Chers amis, chers étudiants, chers diplômés, puisque vous êtes des privilégiés qui pourront participer à cette transformation de notre époque, je vous invite à être reconnaissants, généreux et convaincants. Je vous invite à être reconnaissants envers vos parents, vos familles, vos amis, vos conjoints, vos professeurs du primaire et de l'Université qui vous ont aidés à obtenir ce diplôme. Tout à l'heure vous les avez applaudis chaleureusement, je vous demande de vous rappeler de cela toute votre vie parce qu'eux et elles vous ont aidés. Je vous invite également à être généreux envers les jeunes de votre entourage en devenant un coach, un appui, un réconfort pour tous ceux et celles qui seraient tentés de décrocher. Vous pouvez et vous devez contribuer à la réduction du décrochage scolaire dans votre communauté. Je vous invite également à être convaincant envers les moins jeunes, vos oncles, vos tantes, vos parents, vos amis, vos voisins, pour qu'ils reconsidèrent leurs priorités, en faisant de l'éducation la priorité de l'avenir.
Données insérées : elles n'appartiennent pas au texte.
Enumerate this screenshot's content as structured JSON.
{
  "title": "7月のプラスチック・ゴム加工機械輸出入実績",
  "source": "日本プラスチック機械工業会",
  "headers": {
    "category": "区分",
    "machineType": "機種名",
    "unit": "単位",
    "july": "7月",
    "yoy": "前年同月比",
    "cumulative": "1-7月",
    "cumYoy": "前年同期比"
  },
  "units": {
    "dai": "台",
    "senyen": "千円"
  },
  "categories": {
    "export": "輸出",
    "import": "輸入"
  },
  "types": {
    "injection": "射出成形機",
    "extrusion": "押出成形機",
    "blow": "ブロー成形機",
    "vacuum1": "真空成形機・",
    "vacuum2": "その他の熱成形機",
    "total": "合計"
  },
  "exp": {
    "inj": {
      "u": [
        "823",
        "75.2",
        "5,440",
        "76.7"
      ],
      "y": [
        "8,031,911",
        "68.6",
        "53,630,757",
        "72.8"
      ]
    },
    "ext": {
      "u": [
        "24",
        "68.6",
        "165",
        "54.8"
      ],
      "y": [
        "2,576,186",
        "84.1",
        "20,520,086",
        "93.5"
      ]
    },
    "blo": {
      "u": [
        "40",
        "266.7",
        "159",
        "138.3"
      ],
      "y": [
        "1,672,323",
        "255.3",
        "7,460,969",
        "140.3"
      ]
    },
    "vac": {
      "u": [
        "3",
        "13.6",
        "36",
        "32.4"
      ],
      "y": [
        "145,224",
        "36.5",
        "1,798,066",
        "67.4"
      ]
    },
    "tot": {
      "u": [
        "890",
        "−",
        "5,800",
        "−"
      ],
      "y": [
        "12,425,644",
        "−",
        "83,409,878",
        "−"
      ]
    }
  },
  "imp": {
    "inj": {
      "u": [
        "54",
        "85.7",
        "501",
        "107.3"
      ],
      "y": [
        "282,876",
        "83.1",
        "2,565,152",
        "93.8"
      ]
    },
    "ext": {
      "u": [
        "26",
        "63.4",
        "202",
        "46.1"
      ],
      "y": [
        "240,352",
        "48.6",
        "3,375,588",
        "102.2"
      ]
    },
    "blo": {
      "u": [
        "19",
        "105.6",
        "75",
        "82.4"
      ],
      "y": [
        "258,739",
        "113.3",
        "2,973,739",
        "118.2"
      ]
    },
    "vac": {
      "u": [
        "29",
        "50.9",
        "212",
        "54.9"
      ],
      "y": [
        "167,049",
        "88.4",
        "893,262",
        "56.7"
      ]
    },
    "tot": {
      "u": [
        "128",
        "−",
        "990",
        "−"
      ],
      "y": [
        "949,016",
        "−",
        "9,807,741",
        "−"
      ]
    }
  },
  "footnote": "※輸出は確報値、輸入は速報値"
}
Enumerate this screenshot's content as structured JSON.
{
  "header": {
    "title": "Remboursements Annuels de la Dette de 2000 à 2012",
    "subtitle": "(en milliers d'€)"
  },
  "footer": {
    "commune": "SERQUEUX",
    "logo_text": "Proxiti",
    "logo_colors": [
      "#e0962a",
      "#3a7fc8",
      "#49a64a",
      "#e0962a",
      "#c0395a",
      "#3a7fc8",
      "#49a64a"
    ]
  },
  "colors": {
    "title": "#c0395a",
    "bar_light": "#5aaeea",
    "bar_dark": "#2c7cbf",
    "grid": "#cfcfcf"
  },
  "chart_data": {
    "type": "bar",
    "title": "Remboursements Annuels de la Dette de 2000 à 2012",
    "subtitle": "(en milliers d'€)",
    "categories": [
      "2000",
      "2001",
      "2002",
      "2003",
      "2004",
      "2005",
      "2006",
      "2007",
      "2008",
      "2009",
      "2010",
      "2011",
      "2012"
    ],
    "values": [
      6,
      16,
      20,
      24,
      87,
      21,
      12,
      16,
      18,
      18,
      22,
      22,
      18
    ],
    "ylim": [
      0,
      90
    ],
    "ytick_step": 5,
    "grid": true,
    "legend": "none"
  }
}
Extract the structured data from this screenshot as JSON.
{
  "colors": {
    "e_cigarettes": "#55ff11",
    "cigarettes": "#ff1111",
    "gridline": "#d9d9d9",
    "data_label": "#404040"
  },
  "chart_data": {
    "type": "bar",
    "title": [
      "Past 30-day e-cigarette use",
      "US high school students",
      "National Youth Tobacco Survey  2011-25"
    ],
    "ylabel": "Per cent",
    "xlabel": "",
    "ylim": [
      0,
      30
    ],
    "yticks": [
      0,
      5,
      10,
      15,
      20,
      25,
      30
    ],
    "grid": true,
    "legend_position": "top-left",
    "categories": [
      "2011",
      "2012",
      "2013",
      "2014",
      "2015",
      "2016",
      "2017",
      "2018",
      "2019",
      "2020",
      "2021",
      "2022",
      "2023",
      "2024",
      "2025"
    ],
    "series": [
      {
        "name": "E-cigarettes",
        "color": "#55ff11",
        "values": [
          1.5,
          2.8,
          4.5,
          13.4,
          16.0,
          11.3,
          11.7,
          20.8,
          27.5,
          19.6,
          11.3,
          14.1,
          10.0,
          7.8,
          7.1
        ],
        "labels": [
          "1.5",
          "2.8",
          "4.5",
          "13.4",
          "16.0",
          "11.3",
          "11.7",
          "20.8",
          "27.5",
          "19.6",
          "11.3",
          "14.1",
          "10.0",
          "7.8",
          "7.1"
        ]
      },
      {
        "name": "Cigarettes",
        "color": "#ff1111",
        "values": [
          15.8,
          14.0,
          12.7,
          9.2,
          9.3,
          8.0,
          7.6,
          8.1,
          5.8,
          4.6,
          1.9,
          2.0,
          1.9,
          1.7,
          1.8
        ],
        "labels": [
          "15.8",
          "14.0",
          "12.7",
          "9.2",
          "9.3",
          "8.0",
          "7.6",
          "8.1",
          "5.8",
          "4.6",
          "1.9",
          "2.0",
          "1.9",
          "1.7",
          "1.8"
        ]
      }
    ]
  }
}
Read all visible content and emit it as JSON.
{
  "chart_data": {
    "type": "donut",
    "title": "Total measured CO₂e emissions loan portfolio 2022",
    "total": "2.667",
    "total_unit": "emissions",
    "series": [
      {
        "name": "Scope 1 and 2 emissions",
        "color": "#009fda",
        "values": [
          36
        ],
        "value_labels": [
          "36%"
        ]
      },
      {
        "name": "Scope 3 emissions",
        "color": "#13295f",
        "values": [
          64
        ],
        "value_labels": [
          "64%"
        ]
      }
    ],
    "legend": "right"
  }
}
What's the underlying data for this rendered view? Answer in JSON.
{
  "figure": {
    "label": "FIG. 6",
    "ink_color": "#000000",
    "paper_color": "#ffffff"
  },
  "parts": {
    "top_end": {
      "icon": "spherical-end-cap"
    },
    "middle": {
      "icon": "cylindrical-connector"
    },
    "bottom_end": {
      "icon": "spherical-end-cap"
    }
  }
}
Notre génération à nous a voulu changer le monde, on s'est fait jouer un tour. Le monde a changé encore plus vite et plus radicalement qu'on n'avait pu l'imaginer. Il faut maintenant adapter les personnes à ce monde, ce monde moderne et nouveau, si on veut le transformer et l'humaniser davantage. Tout ceci exige trois choses : éduquer, éduquer, éduquer.